Cannes Film Fest 2015: Awards in Directors Fortnight Series

The Embrace of the Serpent, Colombian director Ciro Guerra’s adventure saga about the ravages of colonialism in the Amazon, won the top Art Cinema Award at the 47th Directors’ Fortnight at Cannes on Friday.

A follow-up to Guerra’s 2009 Un Certain Regard entry, “The Wind Journeys,” “Embrace of the Serpent” (which is being sold by Films Boutique) follows the parallel journeys of two different ethnologists, both searching for a rare flower deemed sacred by Colombia’s indigenous population.

Along with Thursday’s honors for the Critics’ Week entries “Paulina” (from Argentina’s Santiago Mitre) and “Land and Shade” (from Colombia’s Cesar Acevedo), the victory for Guerra’s film suggests it’s been a particularly strong festival for Latin American cinema.

The Fortnight’s SACD Prize, presented every year to a French-language film by the Society of Dramatic Authors and Composers, was awarded to My Golden Days, Arnaud Desplechin’s  emotional coming-of-age prequel to his 1996 Cannes entry, “My Sex Life, or … How I Got Into an Argument.”

The award represents a vindication of sorts for the veteran French auteur, whose film premiered to widespread acclaim in Directors’ Fortnight after having been denied a slot in the official competition.

“My Golden Days,” which is being sold internationally by Wild Bunch, marks the screen debuts of young leads Quentin Dolmaire and Lou Roy-Lecollinet. The film opened in France on Wednesday.

 

“Mustang,” a debut feature from Turkey’s Deniz Gamze Erguven, won the Europa Cinemas Label for best European film in the Fortnight. The film, which is sold and co-produced by Kinology, is set in a remote Black Sea village where five young sisters are forced to suppress their blossoming sexuality. Cohen Media Group acquired North American rights to the film this week, following its festival screenings.

Under the leadership of artistic director Eduoard Waintrop, the Directors’ Fortnight enjoyed perhaps its best-received selection in years, benefiting in no small part from films, like “My Golden Days,” which opted for an official-selection alternative after being turned down for competition.

The program’s other major get in this regard was “Arabian Nights,” Miguel Gomes’ sweepingly ambitious six-part ttrilogy about social and economic woes in his native Portugal, which screened over three separate days of the Fortnight.

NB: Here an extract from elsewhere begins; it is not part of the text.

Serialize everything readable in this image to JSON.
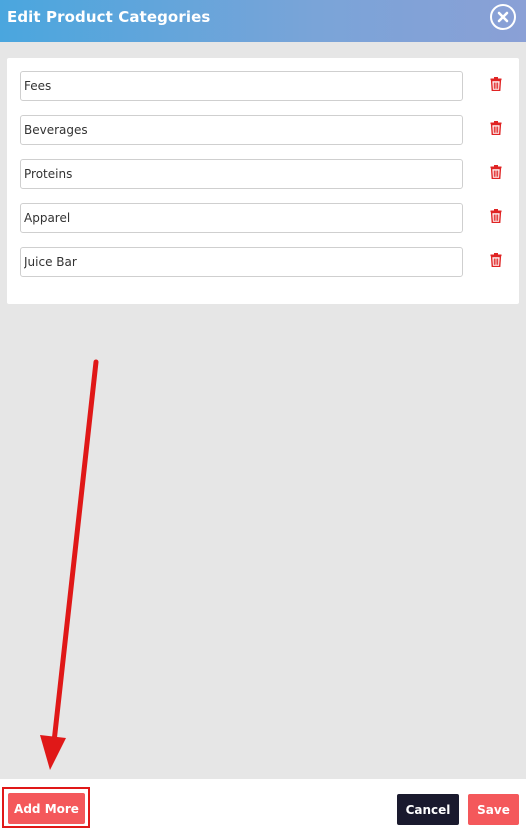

Besides Desplechin, the Fortnight had another French heavyweight in Philippe Garrel, whose black-and-white adultery drama “In the Shadow of Women” was well received in its opening-night slot. Other popular titles included Jaco Van Dormael’s religious satire “The Brand New Testament”; Jeremy Saulnier’s gory thriller “Green Room”; and Fernando Leon de Aranoa’s Balkan war comedy, “A Perfect Day,” starring Benicio Del Toro and Tim Robbins, which was picked up by IFC during the fest.

The program closed on Friday night with Rick Famuyiwa’s Los Angeles-set teen comedy-actioner, “Dope,” one of two Sundance 2015 titles (the other was Chloe Zhao’s “Songs My Brothers Taught Me”) that made their international bows in the Fortnight.